Ambiente
Se a Tuvalu non piove…
Il cambiamento climatico non è diverso da una "lenta ed insidiosa forma di terrorismo". Meglio di chiunque altro, Saufatu Sapo’aga, ex Primo Ministro degli atolli di Tuvalu, riuscì in un memorabile discorso a sottolineare cosa può significare per un Paese…
Il cambiamento climatico non è diverso da una "lenta ed insidiosa forma di terrorismo". Meglio di chiunque altro, Saufatu Sapo’aga, ex Primo Ministro degli atolli di Tuvalu, riuscì in un memorabile discorso a sottolineare cosa può significare per un Paese un mutamento epocale come quello che stiamo vivendo. Soprattutto se stiamo parlando di un Paese le cui dimensioni, sulla mappa geografica, sono a prova di miope.
Tuvalu è una nazione insulare formata da otto isole incastonate in mezzo al Pacifico, per un totale di 26 chilometri quadrati e spicci. Il posto più in alto assomma a 5 metri sul livello del mare, mentre la media delle terre emerse rimanenti non supera il metro sopra la superficie dell’Oceano. Un Oceano che cresce millimetro per millimetro, anno dopo anno. E che viene controllato con difficoltà dalle varie barriere improvvisate che gli abitanti cercano disperatamente di costruire per salvare le poche coltivazioni, ed abitazioni, presenti. Ma il problema dell’oggi non è, ancora, la sommersione delle terre, ma l’inquinamento delle falde di acqua potabile che si trovano poco sotto gli atolli. Già ampiamente sfruttate, ed in alcuni casi inquinate, rischiano di scomparire tra un’acqua salata che sale ed una pioggia che non arriva, soprattutto se in mezzo ci si mette anche La Nina, quel fenomeno atmosferico caratteristico dell’area del Pacifico che ciclicamente sconvolge i regimi delle piogge e delle siccità in quell’area del mondo. Ed a Tuvalu, di pioggia, non se ne vede da circa un anno. E questo vuol dire razionare l’acqua, non poter irrigare, non potersi e non poter lavare come si vorrebbe, con tutto quello che ciò comporta. L’ospedale locale ha già affrontato, e per ora sconfitto, un’epidemia di gastroenterite il mese scorso ma i medici sono pronti a tutto. In un’intervista al quotidiano britannico Guardian la dottoressa Puakena Boreham è diretta: "al momento non siamo in una situazione critica per la salute pubblica, ma le cose potrebbero peggiorare".
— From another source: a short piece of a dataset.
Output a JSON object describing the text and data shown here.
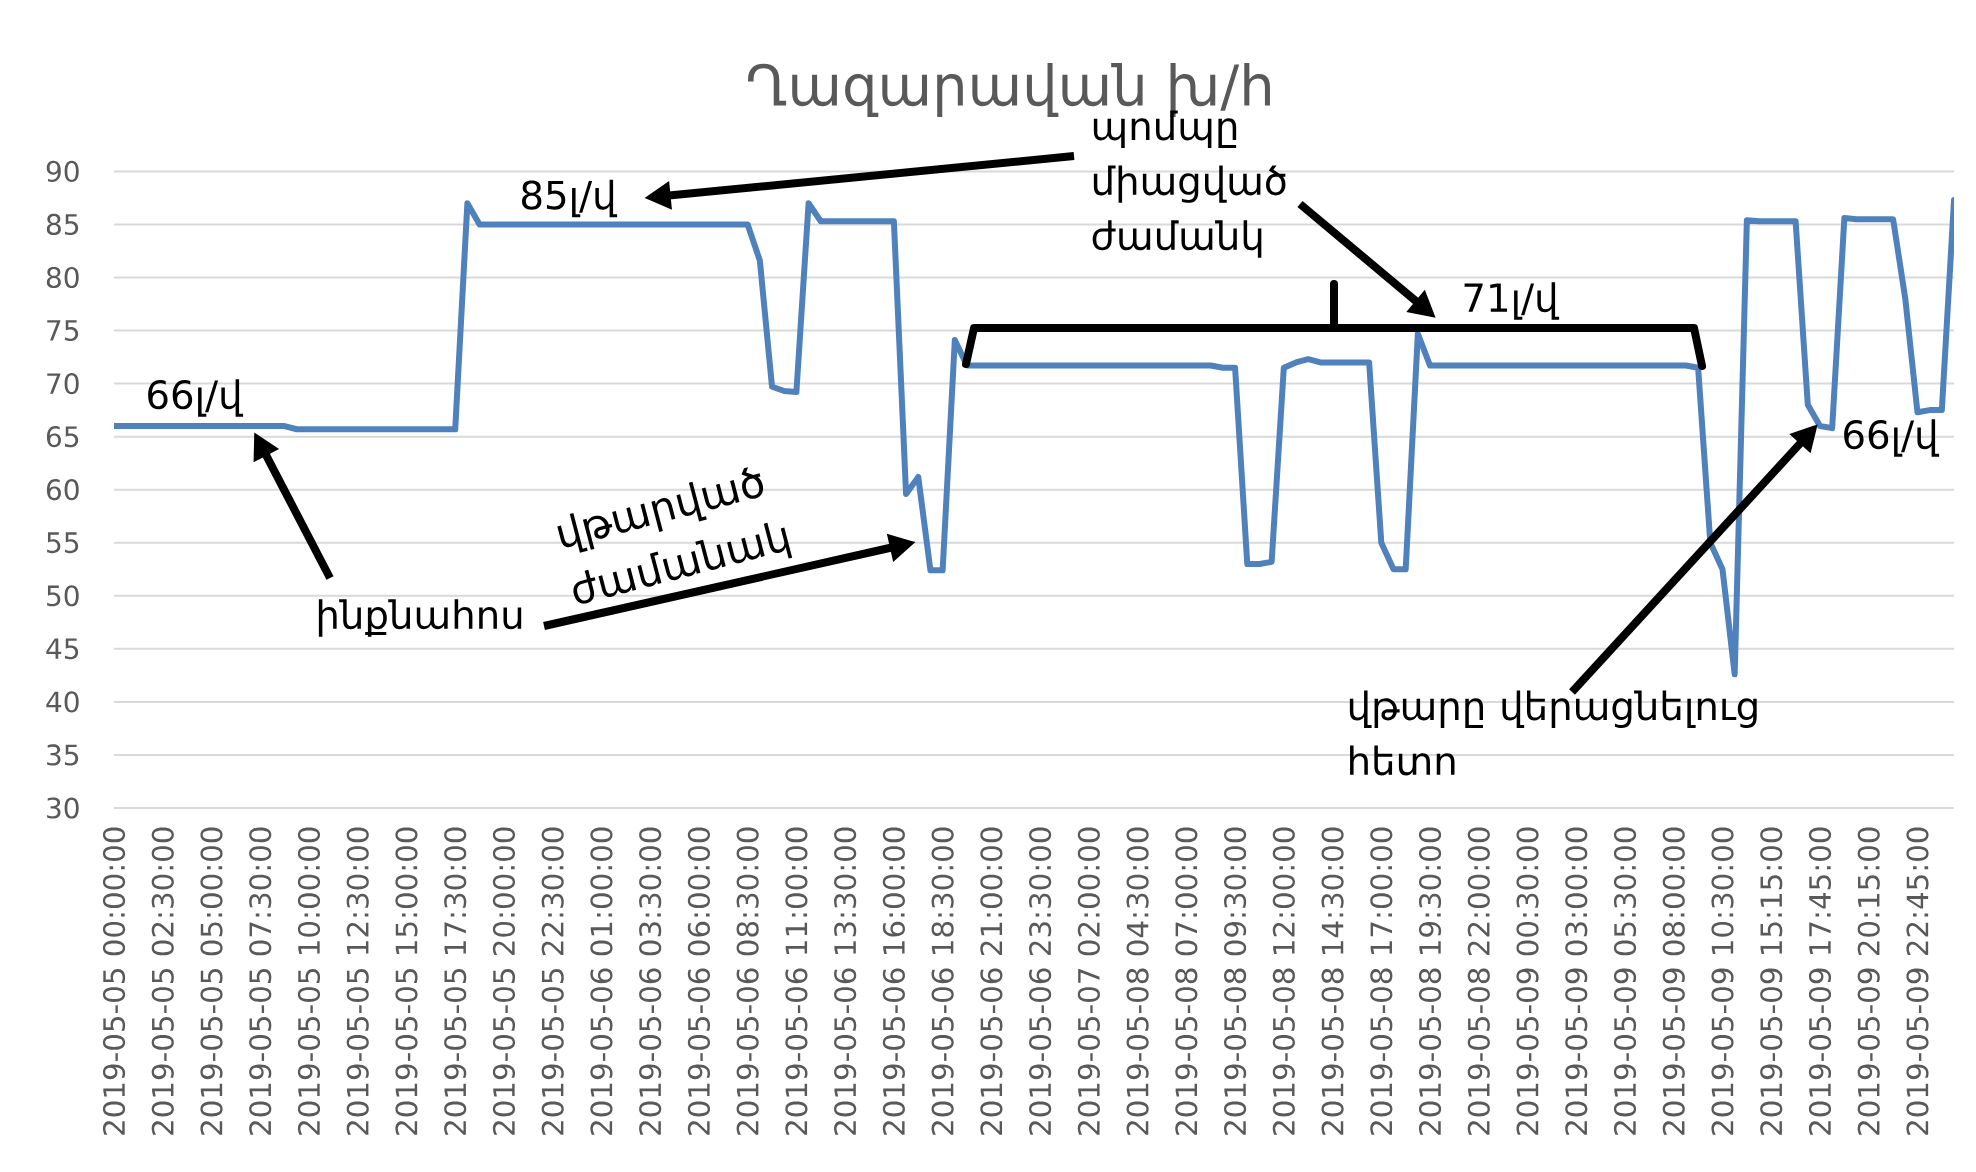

I diecimila abitanti di Tuvalu sono nei fatti prigionieri nelle loro terre. Molti vorrebbero andarsene, ma mancano i soldi. Altri si ostinano a rimanere, perchè lasciare Tuvalu non vuol dire solamente lasciare la propria casa, ma anche le proprie tradizioni e, nel momento in cui il Pacifico inghiottirà l’ultimo metro calpestabile, il proprio status guiridico. Poche decine d’anni ed avremo i primi profughi apolidi che la storia dell’umanità abbia mai conosciuto: raminghi per il mondo non perchè fuggiti ad un conflitto o ad un’occupazione militare, non perchè scacciati dalle proprie terre, ma perchè quelle terre, in senso fisico, non esisteranno più.
Un bel problema. Anche per le Nazioni Unite e per il diritto internazionale. Ma chi oggi abita a Tuvalu non si scompone davanti ai cavilli giuridici, chiede solo di poter sopravvivere. Lo fece Ian Fry, allora delegato alla Conferenza delle Parti di Copenhagen nel 2009, tra un singhiozzo e l’altro, dimostrando come dietro ai grandi summit ci siano in verità decisioni (o non decisioni) che condannano persone in carne ed ossa, con le loro storie e le loro fragilità.
"Crediamo che questa (l’attuale crisi idrica, NdA) sia nei fatti la concretizzazione del cambiamento climatico" ha dichiarato Pusinelli Laafai, presidente del National Disaster Committee di Tuvalu in un recente incontro con la stampa, "pensiamo che (i Paesi industrializzati) abbiano il dovere di aiutarci, se non nel recuperare quello che è stato danneggiato o si è perso, almeno nell’assisterci in qualche modo, per mitigare gli effetti di ciò che hanno fatto".
Avevano promesso 30 miliardi di dollari entro il 2012 e di mobilizzarne almeno 100 entro il 2020. Il G20 di Cannes, ad un mese dalla Conferenza Onu sul cambiamento climatico di Durban, deciderà su quali azioni intraprendere per contrastare il gorgo dei debiti sovrani. E come ricapitalizzare le banche. Perchè le Grandi istituzioni, sia che siano pubbliche che private, sono "too big to fail". Ma niente di più. E se in default va l’intero ecosistema, insomma, pazienza. Qualcun altro pagherà.